L'electroclash a toujours été une musique d'intellos. Derrière ses apparences superficielles, dansantes, parfois salaces, le genre ne s'est pas contenté de reinventer l'electro des années 2000, d'y ré-insuffler la pop que l'electro des années 1990 avait chassée à grand coups de breakbeat et de glitch (pour paraître, justement, très intello). L'electroclash est un manifeste, le retour d'une attitude sex, drugs & rock'n'roll si exagérée qu'elle en devient caricaturale, et au bout du compte fait le procès d'une société de consommation où même l'autre devient un objet (sexuel) qu'on achète et qu'on jette.
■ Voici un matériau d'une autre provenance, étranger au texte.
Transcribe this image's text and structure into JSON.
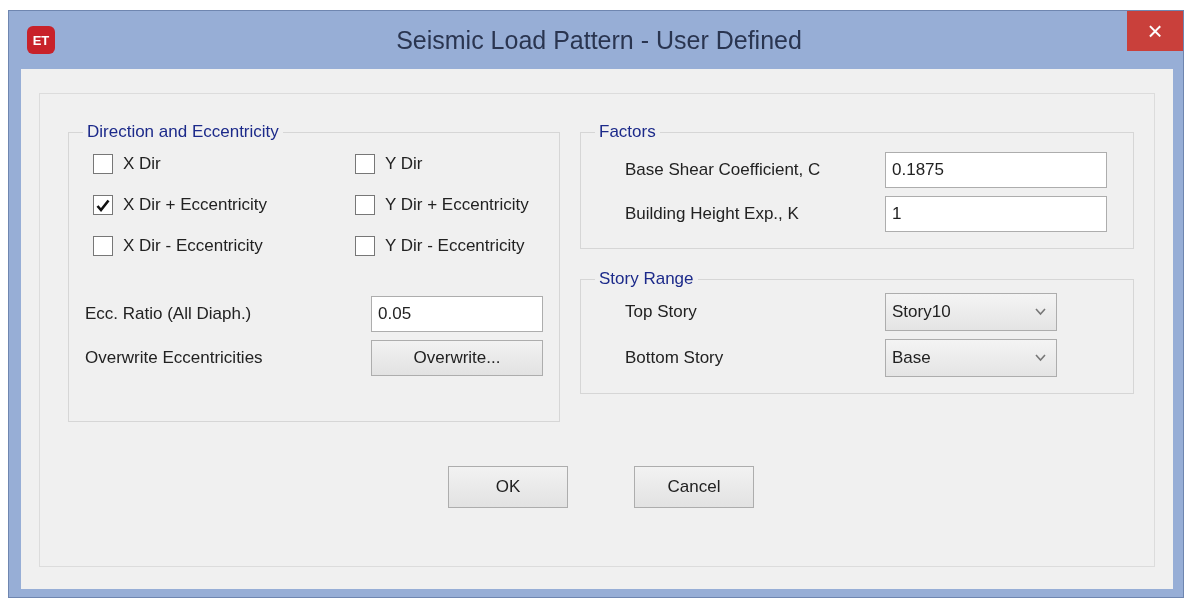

Paradoxalement, c'est aussi (quand même) le retour de la légèreté, du droit au glamour et à l'autodérision. Et encore, pourrait-on dire, une régurgitation parfaite de tout ce qui s'est fait de Elvis Presley à Aphex Twin en passant par Cocteau Twins, The Human League et James Brown...
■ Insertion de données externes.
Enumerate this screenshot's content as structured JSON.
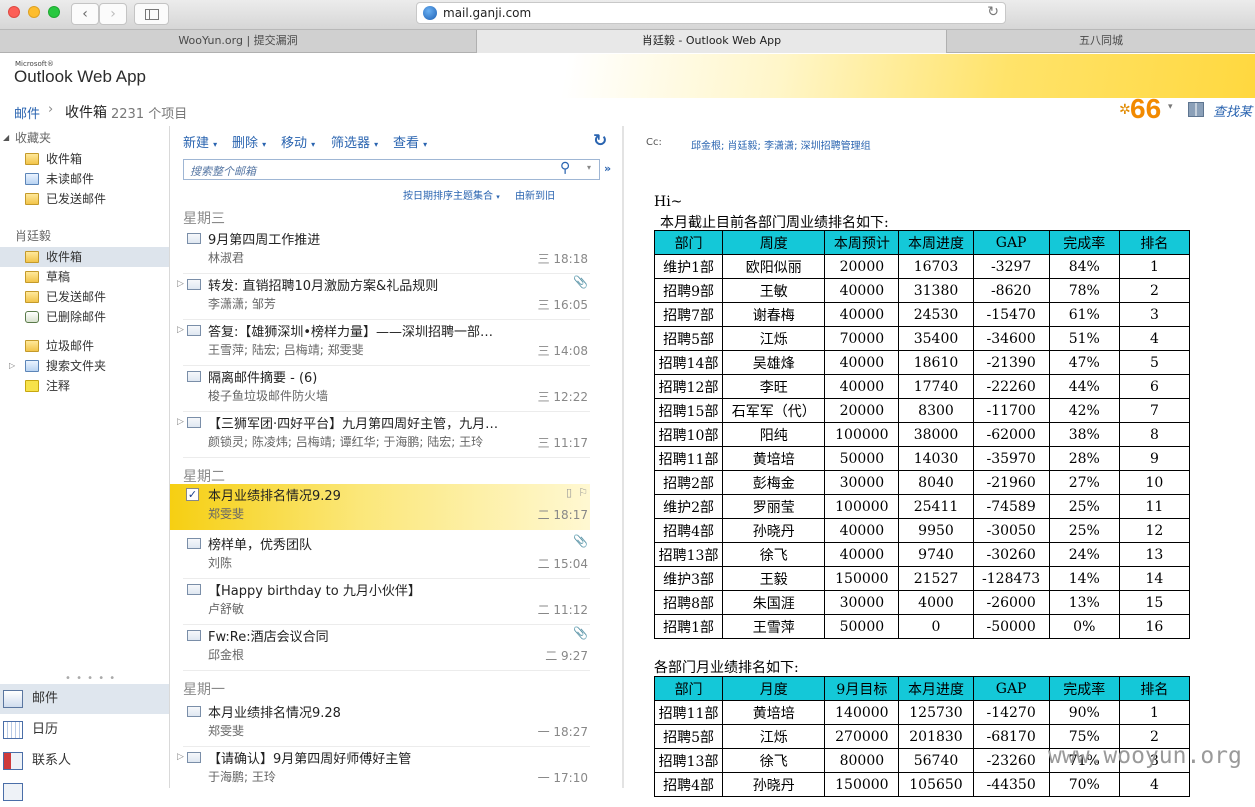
{
  "browser": {
    "url": "mail.ganji.com",
    "tabs": [
      {
        "label": "WooYun.org | 提交漏洞"
      },
      {
        "label": "肖廷毅 - Outlook Web App"
      },
      {
        "label": "五八同城"
      }
    ]
  },
  "owa": {
    "logo_small": "Microsoft®",
    "logo": "Outlook Web App",
    "badge_count": "66",
    "find_label": "查找某",
    "breadcrumb": {
      "root": "邮件",
      "folder": "收件箱",
      "count": "2231 个项目"
    }
  },
  "leftnav": {
    "favorites_header": "收藏夹",
    "favorites": [
      {
        "label": "收件箱"
      },
      {
        "label": "未读邮件"
      },
      {
        "label": "已发送邮件"
      }
    ],
    "account_header": "肖廷毅",
    "folders": [
      {
        "label": "收件箱"
      },
      {
        "label": "草稿"
      },
      {
        "label": "已发送邮件"
      },
      {
        "label": "已删除邮件"
      },
      {
        "label": "垃圾邮件"
      },
      {
        "label": "搜索文件夹"
      },
      {
        "label": "注释"
      }
    ],
    "modules": [
      {
        "label": "邮件"
      },
      {
        "label": "日历"
      },
      {
        "label": "联系人"
      }
    ]
  },
  "toolbar": {
    "new": "新建",
    "delete": "删除",
    "move": "移动",
    "filter": "筛选器",
    "view": "查看",
    "search_placeholder": "搜索整个邮箱",
    "sort_label": "按日期排序主题集合",
    "order_label": "由新到旧"
  },
  "message_groups": [
    {
      "day": "星期三",
      "messages": [
        {
          "subject": "9月第四周工作推进",
          "from": "林淑君",
          "time": "三 18:18"
        },
        {
          "subject": "转发: 直销招聘10月激励方案&礼品规则",
          "from": "李潇潇; 邹芳",
          "time": "三 16:05"
        },
        {
          "subject": "答复:【雄狮深圳•榜样力量】——深圳招聘一部…",
          "from": "王雪萍; 陆宏; 吕梅靖; 郑雯斐",
          "time": "三 14:08"
        },
        {
          "subject": "隔离邮件摘要 - (6)",
          "from": "梭子鱼垃圾邮件防火墙",
          "time": "三 12:22"
        },
        {
          "subject": "【三狮军团·四好平台】九月第四周好主管，九月…",
          "from": "颜锁灵; 陈凌炜; 吕梅靖; 谭红华; 于海鹏; 陆宏; 王玲",
          "time": "三 11:17"
        }
      ]
    },
    {
      "day": "星期二",
      "messages": [
        {
          "subject": "本月业绩排名情况9.29",
          "from": "郑雯斐",
          "time": "二 18:17"
        },
        {
          "subject": "榜样单，优秀团队",
          "from": "刘陈",
          "time": "二 15:04"
        },
        {
          "subject": "【Happy birthday to 九月小伙伴】",
          "from": "卢舒敏",
          "time": "二 11:12"
        },
        {
          "subject": "Fw:Re:酒店会议合同",
          "from": "邱金根",
          "time": "二 9:27"
        }
      ]
    },
    {
      "day": "星期一",
      "messages": [
        {
          "subject": "本月业绩排名情况9.28",
          "from": "郑雯斐",
          "time": "一 18:27"
        },
        {
          "subject": "【请确认】9月第四周好师傅好主管",
          "from": "于海鹏; 王玲",
          "time": "一 17:10"
        }
      ]
    }
  ],
  "reading": {
    "cc_label": "Cc:",
    "cc_value": "邱金根; 肖廷毅; 李潇潇; 深圳招聘管理组",
    "greeting": "Hi~",
    "intro1": "本月截止目前各部门周业绩排名如下:",
    "table1": {
      "headers": [
        "部门",
        "周度",
        "本周预计",
        "本周进度",
        "GAP",
        "完成率",
        "排名"
      ],
      "rows": [
        [
          "维护1部",
          "欧阳似丽",
          "20000",
          "16703",
          "-3297",
          "84%",
          "1"
        ],
        [
          "招聘9部",
          "王敏",
          "40000",
          "31380",
          "-8620",
          "78%",
          "2"
        ],
        [
          "招聘7部",
          "谢春梅",
          "40000",
          "24530",
          "-15470",
          "61%",
          "3"
        ],
        [
          "招聘5部",
          "江烁",
          "70000",
          "35400",
          "-34600",
          "51%",
          "4"
        ],
        [
          "招聘14部",
          "吴雄烽",
          "40000",
          "18610",
          "-21390",
          "47%",
          "5"
        ],
        [
          "招聘12部",
          "李旺",
          "40000",
          "17740",
          "-22260",
          "44%",
          "6"
        ],
        [
          "招聘15部",
          "石军军（代）",
          "20000",
          "8300",
          "-11700",
          "42%",
          "7"
        ],
        [
          "招聘10部",
          "阳纯",
          "100000",
          "38000",
          "-62000",
          "38%",
          "8"
        ],
        [
          "招聘11部",
          "黄培培",
          "50000",
          "14030",
          "-35970",
          "28%",
          "9"
        ],
        [
          "招聘2部",
          "彭梅金",
          "30000",
          "8040",
          "-21960",
          "27%",
          "10"
        ],
        [
          "维护2部",
          "罗丽莹",
          "100000",
          "25411",
          "-74589",
          "25%",
          "11"
        ],
        [
          "招聘4部",
          "孙晓丹",
          "40000",
          "9950",
          "-30050",
          "25%",
          "12"
        ],
        [
          "招聘13部",
          "徐飞",
          "40000",
          "9740",
          "-30260",
          "24%",
          "13"
        ],
        [
          "维护3部",
          "王毅",
          "150000",
          "21527",
          "-128473",
          "14%",
          "14"
        ],
        [
          "招聘8部",
          "朱国涯",
          "30000",
          "4000",
          "-26000",
          "13%",
          "15"
        ],
        [
          "招聘1部",
          "王雪萍",
          "50000",
          "0",
          "-50000",
          "0%",
          "16"
        ]
      ]
    },
    "intro2": "各部门月业绩排名如下:",
    "table2": {
      "headers": [
        "部门",
        "月度",
        "9月目标",
        "本月进度",
        "GAP",
        "完成率",
        "排名"
      ],
      "rows": [
        [
          "招聘11部",
          "黄培培",
          "140000",
          "125730",
          "-14270",
          "90%",
          "1"
        ],
        [
          "招聘5部",
          "江烁",
          "270000",
          "201830",
          "-68170",
          "75%",
          "2"
        ],
        [
          "招聘13部",
          "徐飞",
          "80000",
          "56740",
          "-23260",
          "71%",
          "3"
        ],
        [
          "招聘4部",
          "孙晓丹",
          "150000",
          "105650",
          "-44350",
          "70%",
          "4"
        ]
      ]
    }
  },
  "watermark": "www.wooyun.org",
  "colors": {
    "table_header": "#14c8d8",
    "selected_message": "#f6cf12",
    "link": "#2a64b0",
    "badge": "#f28a00"
  }
}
Le duo suédois The Knife s'illustre depuis 2001 comme l'une des plus fascinantes bizarreries de ce mouvement. Les quatre albums parus à ce jour (dont une musique de film) sont autant de perles minimalistes, expérimentales, ténébreuses ou dansantes (parfois tout ça à la fois). On peut ne pas apprécier leur esthétique radicale, leur déconstruction systématique de la cold-wave et de la dance music, deux langages qu'ils maîtrisent parfaitement, mais on ne peut que s'incliner devant la singularité de leur esthétique.
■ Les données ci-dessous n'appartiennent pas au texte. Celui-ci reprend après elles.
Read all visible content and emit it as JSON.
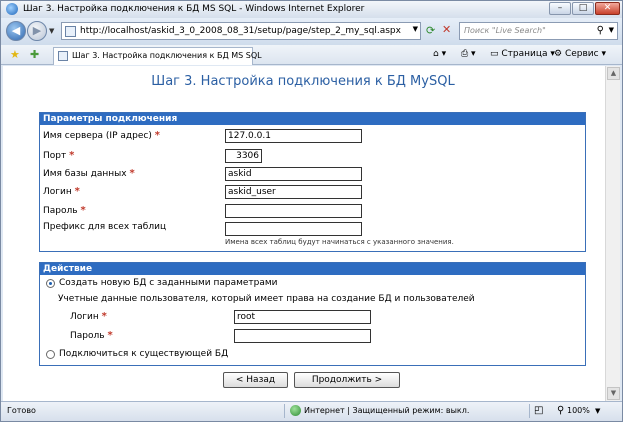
{
  "window": {
    "title": "Шаг 3. Настройка подключения к БД MS SQL - Windows Internet Explorer",
    "controls": {
      "minimize": "–",
      "maximize": "□",
      "close": "✕"
    }
  },
  "address_bar": {
    "url": "http://localhost/askid_3_0_2008_08_31/setup/page/step_2_my_sql.aspx",
    "search_placeholder": "Поиск \"Live Search\""
  },
  "tab": {
    "title": "Шаг 3. Настройка подключения к БД MS SQL"
  },
  "command_bar": {
    "page_label": "Страница",
    "tools_label": "Сервис"
  },
  "page": {
    "heading": "Шаг 3. Настройка подключения к БД MySQL",
    "connection": {
      "header": "Параметры подключения",
      "server_label": "Имя сервера (IP адрес)",
      "server_value": "127.0.0.1",
      "port_label": "Порт",
      "port_value": "3306",
      "db_label": "Имя базы данных",
      "db_value": "askid",
      "login_label": "Логин",
      "login_value": "askid_user",
      "password_label": "Пароль",
      "password_value": "",
      "prefix_label": "Префикс для всех таблиц",
      "prefix_value": "",
      "prefix_hint": "Имена всех таблиц будут начинаться с указанного значения."
    },
    "action": {
      "header": "Действие",
      "create_option": "Создать новую БД с заданными параметрами",
      "create_selected": true,
      "credentials_caption": "Учетные данные пользователя, который имеет права на создание БД и пользователей",
      "admin_login_label": "Логин",
      "admin_login_value": "root",
      "admin_password_label": "Пароль",
      "admin_password_value": "",
      "connect_option": "Подключиться к существующей БД"
    },
    "buttons": {
      "back": "< Назад",
      "next": "Продолжить >"
    },
    "required_mark": "*"
  },
  "status_bar": {
    "ready": "Готово",
    "zone": "Интернет | Защищенный режим: выкл.",
    "zoom": "100%"
  }
}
Le nouveau projet de The Knife, Tomorrow, In A Year, s'annonce comme un tournant décisif dans leur carrière puisqu'il s'agit... d'un opéra ! Pas un opéra rock à la con comme on en a tant vu, mais bel et bien une pièce contemporaine, qui s'inscrit autant dans la lignée des musiques dites « savantes » (contemporaines, répétitives, etc.) que dans la tradition électronique. Commandité par la compagnie Hotel Pro Forma dans le cadre plus global d'un spectacle sur Darwin et sa théorie de l'évolution (!!!), le double album sera disponible au mois de mars, et le premier extrait (une pièce de onze minutes en écoute sur leur Myspace) met l'eau à la bouche !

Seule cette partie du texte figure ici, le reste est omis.